At a second level of analysis, we should review the technology of the website/webshop and answer several questions: is the domain name adequate? is the programming platform used the right one? is the website responsive to different devices? what can be improved in terms of architecture, design, programming?
Third step: budget
Everything has its price, also the implementation of an online marketing plan. We should detail the costs of any redesigning, reprogramming, rehosting, redomaining of the website/webshop and of any online promotion & advertising considered opportune as online marketing actions (see step 4: action!). Of course, also the fee of the consultant should be included in the budget!
Fourth step: action!
If Cozette* wants to be successful online, she will need to be successful in all 4 basic processes of digital marketing:
- converting internet users into web visitors
- converting visitors into leads (by having them filled an online contact form, sending an email, subscribing to the newsletter,…)
- converting visitors and/or leads into customers
- generating/cultivating customer loyalty
The first process is the hardest, which means that most of the efforts & resources will go to get potential customers know about Cozette*. To make this happen, it is important to understand the difference between online promotion and online advertising:
- Online promotion is non-monetary.
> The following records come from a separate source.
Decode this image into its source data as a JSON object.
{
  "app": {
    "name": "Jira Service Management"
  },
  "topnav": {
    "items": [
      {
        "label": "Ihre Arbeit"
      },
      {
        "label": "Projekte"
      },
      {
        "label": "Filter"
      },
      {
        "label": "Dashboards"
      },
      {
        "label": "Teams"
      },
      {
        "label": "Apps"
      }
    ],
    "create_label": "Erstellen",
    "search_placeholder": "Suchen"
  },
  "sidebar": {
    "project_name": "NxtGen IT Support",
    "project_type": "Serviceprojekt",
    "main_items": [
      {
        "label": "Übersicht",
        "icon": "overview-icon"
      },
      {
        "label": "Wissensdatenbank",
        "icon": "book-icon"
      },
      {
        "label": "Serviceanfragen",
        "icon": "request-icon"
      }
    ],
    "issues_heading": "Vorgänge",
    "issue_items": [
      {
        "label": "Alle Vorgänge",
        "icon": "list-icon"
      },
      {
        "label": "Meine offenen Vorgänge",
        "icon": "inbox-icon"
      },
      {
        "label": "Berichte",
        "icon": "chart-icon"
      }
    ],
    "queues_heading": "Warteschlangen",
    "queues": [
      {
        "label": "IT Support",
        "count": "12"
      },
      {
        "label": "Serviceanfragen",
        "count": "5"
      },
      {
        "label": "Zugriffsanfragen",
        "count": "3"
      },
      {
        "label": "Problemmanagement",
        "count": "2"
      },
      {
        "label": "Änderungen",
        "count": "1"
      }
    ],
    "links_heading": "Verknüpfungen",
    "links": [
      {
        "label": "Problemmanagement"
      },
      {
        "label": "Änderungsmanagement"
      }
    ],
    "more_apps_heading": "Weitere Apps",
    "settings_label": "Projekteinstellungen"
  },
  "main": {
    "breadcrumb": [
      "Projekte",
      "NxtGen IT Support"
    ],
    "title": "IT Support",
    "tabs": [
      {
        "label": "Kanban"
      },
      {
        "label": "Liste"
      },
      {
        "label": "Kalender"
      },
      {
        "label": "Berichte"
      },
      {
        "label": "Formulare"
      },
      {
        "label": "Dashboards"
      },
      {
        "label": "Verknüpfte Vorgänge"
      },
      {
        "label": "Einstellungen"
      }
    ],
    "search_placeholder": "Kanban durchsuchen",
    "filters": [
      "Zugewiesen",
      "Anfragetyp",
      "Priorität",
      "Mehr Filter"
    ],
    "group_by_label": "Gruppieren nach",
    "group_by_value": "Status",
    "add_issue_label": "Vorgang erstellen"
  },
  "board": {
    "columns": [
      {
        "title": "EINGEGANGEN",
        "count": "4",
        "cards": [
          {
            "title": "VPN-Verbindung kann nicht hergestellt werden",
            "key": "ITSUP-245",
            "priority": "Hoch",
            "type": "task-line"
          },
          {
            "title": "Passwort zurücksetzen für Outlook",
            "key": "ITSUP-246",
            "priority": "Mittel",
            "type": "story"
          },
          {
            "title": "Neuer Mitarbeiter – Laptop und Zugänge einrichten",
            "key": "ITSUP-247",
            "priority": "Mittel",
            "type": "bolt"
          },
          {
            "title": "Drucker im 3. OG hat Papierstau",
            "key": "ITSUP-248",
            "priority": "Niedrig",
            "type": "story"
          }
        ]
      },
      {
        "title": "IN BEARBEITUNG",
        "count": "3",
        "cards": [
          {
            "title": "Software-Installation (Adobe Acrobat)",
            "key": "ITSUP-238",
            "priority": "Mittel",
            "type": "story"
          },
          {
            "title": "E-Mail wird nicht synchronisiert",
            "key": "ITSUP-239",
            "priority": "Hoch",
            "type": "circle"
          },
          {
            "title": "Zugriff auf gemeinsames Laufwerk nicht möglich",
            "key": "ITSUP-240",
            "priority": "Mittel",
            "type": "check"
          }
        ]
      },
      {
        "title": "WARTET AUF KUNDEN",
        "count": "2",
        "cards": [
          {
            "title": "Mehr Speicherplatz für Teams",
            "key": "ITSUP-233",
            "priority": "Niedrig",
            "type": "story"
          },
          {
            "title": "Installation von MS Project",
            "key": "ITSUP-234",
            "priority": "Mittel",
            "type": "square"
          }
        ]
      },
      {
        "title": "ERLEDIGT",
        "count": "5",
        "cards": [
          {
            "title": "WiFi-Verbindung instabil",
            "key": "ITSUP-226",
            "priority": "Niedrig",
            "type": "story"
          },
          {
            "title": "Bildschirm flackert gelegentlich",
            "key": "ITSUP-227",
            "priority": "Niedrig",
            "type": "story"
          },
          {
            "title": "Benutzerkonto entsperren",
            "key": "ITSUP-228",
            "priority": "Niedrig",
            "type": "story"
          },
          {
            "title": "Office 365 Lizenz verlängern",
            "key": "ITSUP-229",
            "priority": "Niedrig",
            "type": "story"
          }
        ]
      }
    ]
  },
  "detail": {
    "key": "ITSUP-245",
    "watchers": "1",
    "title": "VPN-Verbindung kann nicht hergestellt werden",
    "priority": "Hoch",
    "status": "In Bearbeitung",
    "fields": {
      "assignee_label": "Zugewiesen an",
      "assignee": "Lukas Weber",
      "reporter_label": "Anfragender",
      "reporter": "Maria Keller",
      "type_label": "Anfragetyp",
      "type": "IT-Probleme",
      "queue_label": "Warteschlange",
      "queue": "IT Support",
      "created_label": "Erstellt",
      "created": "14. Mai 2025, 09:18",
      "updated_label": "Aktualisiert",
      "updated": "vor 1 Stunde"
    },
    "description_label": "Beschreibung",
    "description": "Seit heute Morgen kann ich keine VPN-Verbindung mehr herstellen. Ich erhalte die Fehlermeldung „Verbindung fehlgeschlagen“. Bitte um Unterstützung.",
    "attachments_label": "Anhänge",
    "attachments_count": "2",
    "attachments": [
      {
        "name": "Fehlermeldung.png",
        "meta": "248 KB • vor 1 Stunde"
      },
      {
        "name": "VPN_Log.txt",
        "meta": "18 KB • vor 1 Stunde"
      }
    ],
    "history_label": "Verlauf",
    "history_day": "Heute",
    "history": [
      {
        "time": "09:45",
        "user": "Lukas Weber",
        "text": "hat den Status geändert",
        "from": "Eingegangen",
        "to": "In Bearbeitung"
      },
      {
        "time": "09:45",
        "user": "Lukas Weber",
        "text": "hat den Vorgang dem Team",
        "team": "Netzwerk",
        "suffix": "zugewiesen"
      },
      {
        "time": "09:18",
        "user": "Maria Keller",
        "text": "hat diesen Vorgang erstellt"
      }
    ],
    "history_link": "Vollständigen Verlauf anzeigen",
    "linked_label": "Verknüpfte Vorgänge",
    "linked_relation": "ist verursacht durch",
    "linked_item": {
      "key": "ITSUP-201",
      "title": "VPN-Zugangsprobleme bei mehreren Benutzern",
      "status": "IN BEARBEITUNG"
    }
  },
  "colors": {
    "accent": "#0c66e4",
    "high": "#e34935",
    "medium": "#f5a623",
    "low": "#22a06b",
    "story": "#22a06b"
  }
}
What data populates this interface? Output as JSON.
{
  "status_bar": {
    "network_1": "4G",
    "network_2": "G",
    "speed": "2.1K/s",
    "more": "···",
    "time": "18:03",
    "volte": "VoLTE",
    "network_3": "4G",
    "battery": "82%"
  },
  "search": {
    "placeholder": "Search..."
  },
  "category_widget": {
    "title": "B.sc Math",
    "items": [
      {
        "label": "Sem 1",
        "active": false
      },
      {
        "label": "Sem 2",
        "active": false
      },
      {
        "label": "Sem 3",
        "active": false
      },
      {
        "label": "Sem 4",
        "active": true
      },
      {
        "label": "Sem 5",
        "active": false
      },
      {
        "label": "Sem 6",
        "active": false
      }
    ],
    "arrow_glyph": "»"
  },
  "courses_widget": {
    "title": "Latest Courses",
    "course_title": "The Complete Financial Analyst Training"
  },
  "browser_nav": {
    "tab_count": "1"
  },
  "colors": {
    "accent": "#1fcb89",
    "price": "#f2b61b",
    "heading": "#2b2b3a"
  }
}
This doesn’t mean it’s free, because it requires a lot of time and resources. It contains a Search Engine Optimization (SEO) strategy, the implementation of a Social Media plan, but also viral marketing strategies, commercial agreements & exchanges or geolocalization strategies.
- Online advertisement is monetary. It contains a Search Engine Marketing (SEM) strategy, a Social Media Marketing (SMM) strategy, but it can also contain email marketing, insertion in online directories, banner placement on thematic websites, affiliate programs or even the creation of rich media (video or graphics).
Final step: controlling & correcting
One of the major advantages of online marketing is its capacity to measure its results on-the-go and to take corrective actions when necessary. A whole range of tools are at our disposal (Google analytics, Facebook insights, Google alerts, Social Mention, etc.), and will be implemented to report upon the proceedings.
And yes, I will keep you updated on our results!